Junto à antiga cantina 1, onde houve o homicídio de Navalhada, pouco mais de três meses depois, um irmão seu tentou matar outro estivador

Foto: Adalberto Marques, publicada com a matéria

Irmão apunhala colega

Como se tivesse herdado geneticamente o temperamento explosivo e de valentão do irmão Antoninho Navalhada, o também estivador Olívio André Carrijó, de 46 anos, tentou matar a punhaladas um colega de trabalho.

A tentativa de homicídio ocorreu em 6 de maio de 1959, pouco mais de três meses após Navalhada ser abatido a tiros. Curiosamente, os dois crimes foram cometidos junto à antiga cantina 1, em frente ao Armazém 15.

As informações iniciais sobre a investida de Olívio revelavam um desentendimento por motivos de serviço entre ele e o estivador Armindo Alves Moura, de 35 anos. Tal como o crime de Navalhada, Armindo foi golpeado no tórax. Ele conseguiu escapar da morte ao se proteger com um engradado de madeira para cervejas e utilizá-lo para repelir o ataque.

O duelo próximo ao cais terminou com os dois homens sendo internados na Santa Casa de Santos. Durante o processo criminal, apurou-s que entre o acusado e a vítima havia uma rusga antiga.

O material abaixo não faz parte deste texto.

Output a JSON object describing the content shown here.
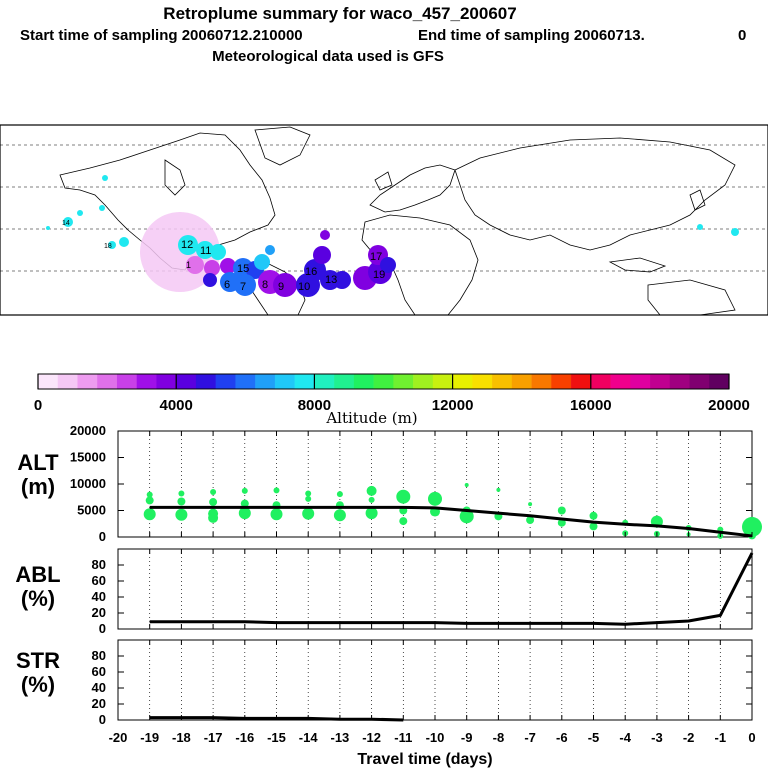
{
  "header": {
    "title": "Retroplume summary for waco_457_200607",
    "start_label": "Start time of sampling 20060712.210000",
    "end_label": "End time of sampling 20060713.",
    "end_suffix": "0",
    "met_label": "Meteorological data used is GFS"
  },
  "colorbar": {
    "ticks": [
      "0",
      "4000",
      "8000",
      "12000",
      "16000",
      "20000"
    ],
    "label": "Altitude (m)",
    "colors": [
      "#fbe6fb",
      "#f5c8f5",
      "#ee9cf0",
      "#e070ea",
      "#c840e8",
      "#a010e8",
      "#8000e0",
      "#5a00e0",
      "#3010e0",
      "#2040f0",
      "#2070f8",
      "#20a0f8",
      "#20c8f8",
      "#20e8f0",
      "#20f0c0",
      "#20f090",
      "#20f060",
      "#40f040",
      "#70f030",
      "#a0f020",
      "#c8f010",
      "#e8f000",
      "#f8e000",
      "#f8c000",
      "#f8a000",
      "#f87800",
      "#f84000",
      "#f01010",
      "#f00060",
      "#f0008c",
      "#e000a0",
      "#c00090",
      "#a00080",
      "#800070",
      "#600060"
    ]
  },
  "map": {
    "labels": [
      "12",
      "11",
      "6",
      "8",
      "15",
      "17",
      "16",
      "13",
      "10",
      "19",
      "9",
      "7",
      "14",
      "18",
      "1"
    ]
  },
  "chart_data": [
    {
      "type": "line",
      "panel": "ALT",
      "ylabel_top": "ALT",
      "ylabel_bottom": "(m)",
      "ylim": [
        0,
        20000
      ],
      "yticks": [
        0,
        5000,
        10000,
        15000,
        20000
      ],
      "x": [
        -19,
        -18,
        -17,
        -16,
        -15,
        -14,
        -13,
        -12,
        -11,
        -10,
        -9,
        -8,
        -7,
        -6,
        -5,
        -4,
        -3,
        -2,
        -1,
        0
      ],
      "values": [
        5600,
        5600,
        5600,
        5600,
        5600,
        5600,
        5600,
        5600,
        5600,
        5500,
        5000,
        4500,
        4000,
        3400,
        2800,
        2400,
        2100,
        1600,
        900,
        200
      ],
      "scatter": {
        "color": "#20f060",
        "points": [
          [
            -19,
            8000,
            3
          ],
          [
            -19,
            6900,
            4
          ],
          [
            -19,
            4300,
            6
          ],
          [
            -18,
            8200,
            3
          ],
          [
            -18,
            6700,
            4
          ],
          [
            -18,
            4200,
            6
          ],
          [
            -17,
            8500,
            3
          ],
          [
            -17,
            6600,
            4
          ],
          [
            -17,
            4400,
            5
          ],
          [
            -17,
            3600,
            5
          ],
          [
            -16,
            8700,
            3
          ],
          [
            -16,
            6300,
            4
          ],
          [
            -16,
            4500,
            6
          ],
          [
            -15,
            8800,
            3
          ],
          [
            -15,
            6000,
            4
          ],
          [
            -15,
            4300,
            6
          ],
          [
            -14,
            8200,
            3
          ],
          [
            -14,
            7200,
            3
          ],
          [
            -14,
            4400,
            6
          ],
          [
            -13,
            8100,
            3
          ],
          [
            -13,
            6000,
            4
          ],
          [
            -13,
            4100,
            6
          ],
          [
            -12,
            8700,
            5
          ],
          [
            -12,
            7000,
            3
          ],
          [
            -12,
            4500,
            6
          ],
          [
            -11,
            7600,
            7
          ],
          [
            -11,
            5000,
            4
          ],
          [
            -11,
            3000,
            4
          ],
          [
            -10,
            7200,
            7
          ],
          [
            -10,
            4800,
            5
          ],
          [
            -9,
            9800,
            2
          ],
          [
            -9,
            5000,
            4
          ],
          [
            -9,
            3900,
            7
          ],
          [
            -8,
            8900,
            2
          ],
          [
            -8,
            3900,
            4
          ],
          [
            -7,
            6200,
            2
          ],
          [
            -7,
            3200,
            4
          ],
          [
            -6,
            5000,
            4
          ],
          [
            -6,
            2700,
            4
          ],
          [
            -5,
            4000,
            4
          ],
          [
            -5,
            2000,
            4
          ],
          [
            -4,
            2700,
            3
          ],
          [
            -4,
            700,
            3
          ],
          [
            -3,
            2900,
            6
          ],
          [
            -3,
            600,
            3
          ],
          [
            -2,
            1700,
            3
          ],
          [
            -2,
            500,
            2
          ],
          [
            -1,
            1400,
            3
          ],
          [
            -1,
            200,
            3
          ],
          [
            0,
            1900,
            10
          ],
          [
            0,
            300,
            4
          ]
        ]
      }
    },
    {
      "type": "line",
      "panel": "ABL",
      "ylabel_top": "ABL",
      "ylabel_bottom": "(%)",
      "ylim": [
        0,
        100
      ],
      "yticks": [
        0,
        20,
        40,
        60,
        80
      ],
      "x": [
        -19,
        -18,
        -17,
        -16,
        -15,
        -14,
        -13,
        -12,
        -11,
        -10,
        -9,
        -8,
        -7,
        -6,
        -5,
        -4,
        -3,
        -2,
        -1,
        0
      ],
      "values": [
        9,
        9,
        9,
        9,
        8,
        8,
        8,
        8,
        8,
        8,
        7,
        7,
        7,
        7,
        7,
        6,
        8,
        10,
        17,
        95
      ]
    },
    {
      "type": "line",
      "panel": "STR",
      "ylabel_top": "STR",
      "ylabel_bottom": "(%)",
      "ylim": [
        0,
        100
      ],
      "yticks": [
        0,
        20,
        40,
        60,
        80
      ],
      "x": [
        -19,
        -18,
        -17,
        -16,
        -15,
        -14,
        -13,
        -12,
        -11
      ],
      "values": [
        3,
        3,
        3,
        2,
        2,
        2,
        1,
        1,
        0
      ],
      "xlabel": "Travel time (days)",
      "xticks": [
        -20,
        -19,
        -18,
        -17,
        -16,
        -15,
        -14,
        -13,
        -12,
        -11,
        -10,
        -9,
        -8,
        -7,
        -6,
        -5,
        -4,
        -3,
        -2,
        -1,
        0
      ],
      "xtick_labels": [
        "-20",
        "-19",
        "-18",
        "-17",
        "-16",
        "-15",
        "-14",
        "-13",
        "-12",
        "-11",
        "-10",
        "-9",
        "-8",
        "-7",
        "-6",
        "-5",
        "-4",
        "-3",
        "-2",
        "-1",
        "0"
      ]
    }
  ]
}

Olívio foi sublocatário de Armindo e essa relação de inquilinato gerou desentendimentos entre os homens, aparentemente sanados com a assinatura de um termo de bom viver na delegacia de polícia. Posteriormente, o irmão de Antoninho Navalhada desocupou a casa sublocada por Armindo e a razão do conflito entre os estivadores supostamente foi extinta.

Ledo engano. O ódio que Olívio nutria contra Armindo não se dissipou. Ficou adormecido e se materializou na primeira oportunidade em que o acusado teve para se vingar do ex-locador. Em 20 de dezembro do ano seguinte, Olívio foi submetido a júri popular e condenado a quatro anos de reclusão. Segundo o Ministério Público, o crime foi "bárbaro e covarde".

Na aplicação da pena, o juiz Hélio Del Porto levou em conta a reincidência específica do irmão de Antoninho Navalhada, ou seja, outras condenações por crimes da mesma espécie.

(*) Colaborou Eduardo Velozo Fuccia.